L’UMP s’interroge sur la stratégie à adopter face à une formation désormais bien ancrée dans le paysage politique. Faut-il combattre ouvertement l’extrême droite comme le propose Jean-François Copé au risque de le mettre en avant ou, au contraire comme le prône François Fillon, de le traiter par le mépris ?

Poussé par les élus de terrain, le nouveau secrétaire général de l’UMP veut combattre le FN pied à pied en prenant le risque de radicaliser le discours de la formation présidentielle. Il peut s’appuyer dans cette démarche sur Marc-Philippe Daubresse, son secrétaire adjoint, pour combattre comme le décrit l’élu du Nord “le laxisme socialiste et l’outrance du FN“.

Mais cette stratégie se heurte à ceux qui pensent que ce serait une erreur de courir après les thèmes choisis par le FN. Benoist Apparu notamment rappelle que “la force de Nicolas Sarkozy dans la campagne de 2007 avait été d’obliger les autres à se positionner autour de ses thèmes à lui“.

Au PS, François Kalfon est sans doute l’un de ceux qui analysent le mieux la menace FN.  A ses yeux, “Le vrai problème, c’est que le pivot de la société, que sont les classes moyennes, sont en train de décrocher ou craignent ce décrochage : ils ont des problèmes de salaires, de pouvoir d’achat, des régions entières subissent la désindustrialisation.
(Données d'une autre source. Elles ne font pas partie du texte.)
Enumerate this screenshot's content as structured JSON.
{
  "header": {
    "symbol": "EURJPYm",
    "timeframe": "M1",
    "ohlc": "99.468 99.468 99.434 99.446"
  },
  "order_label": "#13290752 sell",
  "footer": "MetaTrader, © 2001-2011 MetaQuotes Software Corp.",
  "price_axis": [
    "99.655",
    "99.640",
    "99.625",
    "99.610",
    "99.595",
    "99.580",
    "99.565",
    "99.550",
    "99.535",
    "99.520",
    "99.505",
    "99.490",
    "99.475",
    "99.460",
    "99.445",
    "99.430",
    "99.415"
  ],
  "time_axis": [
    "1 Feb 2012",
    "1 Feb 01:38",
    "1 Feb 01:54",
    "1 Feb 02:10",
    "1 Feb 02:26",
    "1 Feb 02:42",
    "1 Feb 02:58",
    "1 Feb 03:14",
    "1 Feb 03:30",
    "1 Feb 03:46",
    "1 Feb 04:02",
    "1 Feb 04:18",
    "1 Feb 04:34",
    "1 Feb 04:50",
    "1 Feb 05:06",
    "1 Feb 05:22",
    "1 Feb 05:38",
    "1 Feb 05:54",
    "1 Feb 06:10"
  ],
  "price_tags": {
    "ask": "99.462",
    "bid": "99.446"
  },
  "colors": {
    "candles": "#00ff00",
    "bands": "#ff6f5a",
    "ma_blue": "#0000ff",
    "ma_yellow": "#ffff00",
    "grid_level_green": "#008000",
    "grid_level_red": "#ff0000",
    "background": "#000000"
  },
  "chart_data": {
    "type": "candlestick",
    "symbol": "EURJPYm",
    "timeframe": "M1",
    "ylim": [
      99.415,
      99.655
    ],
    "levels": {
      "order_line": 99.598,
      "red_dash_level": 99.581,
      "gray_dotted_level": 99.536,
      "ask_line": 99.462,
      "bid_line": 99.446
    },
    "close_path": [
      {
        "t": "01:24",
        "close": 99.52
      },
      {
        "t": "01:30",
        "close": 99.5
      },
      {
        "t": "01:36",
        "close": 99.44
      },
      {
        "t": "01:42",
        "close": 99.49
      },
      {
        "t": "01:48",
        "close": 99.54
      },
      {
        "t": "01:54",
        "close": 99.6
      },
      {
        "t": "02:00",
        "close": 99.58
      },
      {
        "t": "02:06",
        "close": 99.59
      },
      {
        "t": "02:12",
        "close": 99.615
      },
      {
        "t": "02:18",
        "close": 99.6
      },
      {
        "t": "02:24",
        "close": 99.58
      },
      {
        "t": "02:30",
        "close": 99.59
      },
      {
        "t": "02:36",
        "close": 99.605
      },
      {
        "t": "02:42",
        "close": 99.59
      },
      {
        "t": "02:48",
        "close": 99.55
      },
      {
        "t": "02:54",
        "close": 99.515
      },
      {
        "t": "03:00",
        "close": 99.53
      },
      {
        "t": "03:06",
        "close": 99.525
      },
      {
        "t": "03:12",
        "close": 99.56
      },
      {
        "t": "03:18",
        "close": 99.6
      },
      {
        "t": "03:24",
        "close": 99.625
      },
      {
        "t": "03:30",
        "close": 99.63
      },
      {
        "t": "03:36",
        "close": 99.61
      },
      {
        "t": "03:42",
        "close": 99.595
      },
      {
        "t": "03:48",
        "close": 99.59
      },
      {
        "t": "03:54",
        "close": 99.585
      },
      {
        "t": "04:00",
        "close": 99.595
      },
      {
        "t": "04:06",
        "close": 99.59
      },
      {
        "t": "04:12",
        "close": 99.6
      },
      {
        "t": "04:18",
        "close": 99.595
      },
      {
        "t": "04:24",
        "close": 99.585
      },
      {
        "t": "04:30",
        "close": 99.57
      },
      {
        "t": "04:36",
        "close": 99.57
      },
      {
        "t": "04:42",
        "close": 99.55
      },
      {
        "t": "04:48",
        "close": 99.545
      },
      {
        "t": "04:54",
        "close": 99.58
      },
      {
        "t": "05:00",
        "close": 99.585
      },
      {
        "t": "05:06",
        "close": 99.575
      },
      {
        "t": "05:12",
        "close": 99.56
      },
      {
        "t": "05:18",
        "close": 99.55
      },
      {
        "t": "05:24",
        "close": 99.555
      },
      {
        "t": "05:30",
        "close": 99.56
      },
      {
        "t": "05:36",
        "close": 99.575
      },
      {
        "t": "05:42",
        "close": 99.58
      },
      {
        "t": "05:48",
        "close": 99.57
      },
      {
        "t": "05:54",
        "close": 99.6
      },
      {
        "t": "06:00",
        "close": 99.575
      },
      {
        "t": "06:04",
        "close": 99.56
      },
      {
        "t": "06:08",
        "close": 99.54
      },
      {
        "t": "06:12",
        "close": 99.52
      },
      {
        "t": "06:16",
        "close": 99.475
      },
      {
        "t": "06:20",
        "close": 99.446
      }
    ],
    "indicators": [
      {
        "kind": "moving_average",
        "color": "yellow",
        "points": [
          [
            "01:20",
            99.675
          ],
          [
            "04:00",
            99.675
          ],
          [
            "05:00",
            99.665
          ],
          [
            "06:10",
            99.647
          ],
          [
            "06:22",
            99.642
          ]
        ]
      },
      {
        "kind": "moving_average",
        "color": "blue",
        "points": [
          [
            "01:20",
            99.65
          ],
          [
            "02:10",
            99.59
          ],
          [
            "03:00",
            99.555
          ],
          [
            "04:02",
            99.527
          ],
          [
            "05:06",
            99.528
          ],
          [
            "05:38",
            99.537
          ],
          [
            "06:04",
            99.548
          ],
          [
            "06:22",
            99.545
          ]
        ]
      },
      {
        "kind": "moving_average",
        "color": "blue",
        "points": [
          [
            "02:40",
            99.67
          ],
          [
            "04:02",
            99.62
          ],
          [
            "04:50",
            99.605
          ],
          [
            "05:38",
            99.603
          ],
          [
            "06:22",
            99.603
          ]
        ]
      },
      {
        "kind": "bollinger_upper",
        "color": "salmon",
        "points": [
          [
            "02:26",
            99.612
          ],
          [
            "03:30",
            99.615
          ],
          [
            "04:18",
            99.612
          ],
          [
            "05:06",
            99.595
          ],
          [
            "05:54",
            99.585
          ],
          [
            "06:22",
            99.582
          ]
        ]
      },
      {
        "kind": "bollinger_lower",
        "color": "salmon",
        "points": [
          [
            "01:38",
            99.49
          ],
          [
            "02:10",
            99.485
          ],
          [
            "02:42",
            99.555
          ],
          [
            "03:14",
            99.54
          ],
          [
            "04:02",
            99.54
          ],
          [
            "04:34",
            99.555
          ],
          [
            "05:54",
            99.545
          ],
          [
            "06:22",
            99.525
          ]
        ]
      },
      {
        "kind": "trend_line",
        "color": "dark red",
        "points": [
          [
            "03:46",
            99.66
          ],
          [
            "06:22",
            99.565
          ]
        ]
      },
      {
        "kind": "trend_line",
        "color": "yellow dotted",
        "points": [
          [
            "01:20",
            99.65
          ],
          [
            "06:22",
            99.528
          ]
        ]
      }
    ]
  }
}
Il y a un sentiment de perte d’avenir, qui alimente la montée du Front national“. 

A contre-courant des autres observateurs, le Secrétaire national du PS délégué aux études d’opinion juge que les leviers xénophobes ne fonctionnent plus, que le moteur de croissance du Front national n’est pas le rapport aux étrangers, mais deux clivages : “les petits contre les gros et la nation contre les mondialistes“. Il estime en conséquence que “si on résout la question sociale, on résoudra celle du FN“.

Le discours de Marine Le Pen donne raison à  l’élu socialiste. Le 14 novembre dernier, elle enflammait un auditoire francilien en dénonçant le système, “l’hyperclasse mondiale” et “la consanguinité et la connivence des élites” mais surtout en vantant le protectionnisme et en fustigeant l’euro.

Pour tout problème complexe il existe une solution simple, claire et fausse disait HL Mencken. Marine Le Pen a la sienne : “une sortie groupée et concertée de l’euro pour redonner de l’oxygène à notre économie“.

Le discours frontiste a opportunément glissé de la stigmatisation de l’immigration à la dénonciation de la crise, au laminage des classes moyennes par la concurrence déloyale de salariés exploités à l’autre bout du monde. La xénophobie n’a pourtant pas disparue, elle s’exprime à travers une islamophobie assumée et un rejet du multiculturalisme accusé de diluer l’identité nationale.

Par un tour de passe-passe la vice-présidente du FN s’est surtout muée en Jeanne d’Arc du nationalisme économique et du modèle social. Marine Le Pen dénonce l’islamisme et le mondialisme, “deux totalitarismes qui risquent de faire disparaitre notre pays, notre civilisation“. Elle s’érige en rempart contre la précarité sociale, en digue contre un monde extérieur jugé hostile qui vient chahuter nos sociétés européennes par un alignement par le bas.

Spécialiste du Front National, Erwan Lecœur juge que le parti d’extrême droite est un “parti famille” dont le discours répond à des aspirations profondes et propose une réponse crédible et satisfaisante à  la crise de sens que traverse notre société. Pour ce sociologue, ce qui fait voter FN, c’est le déclassement vécu ou redouté allié à une nostalgie du temps d’avant.

Sa solution : faire renouer les français avec le rêve, rendre de nouveau l’avenir désirable. Ce que finalement Ségolène Royal avait intuitivement senti en baptisant son courant “désirs d’avenir”.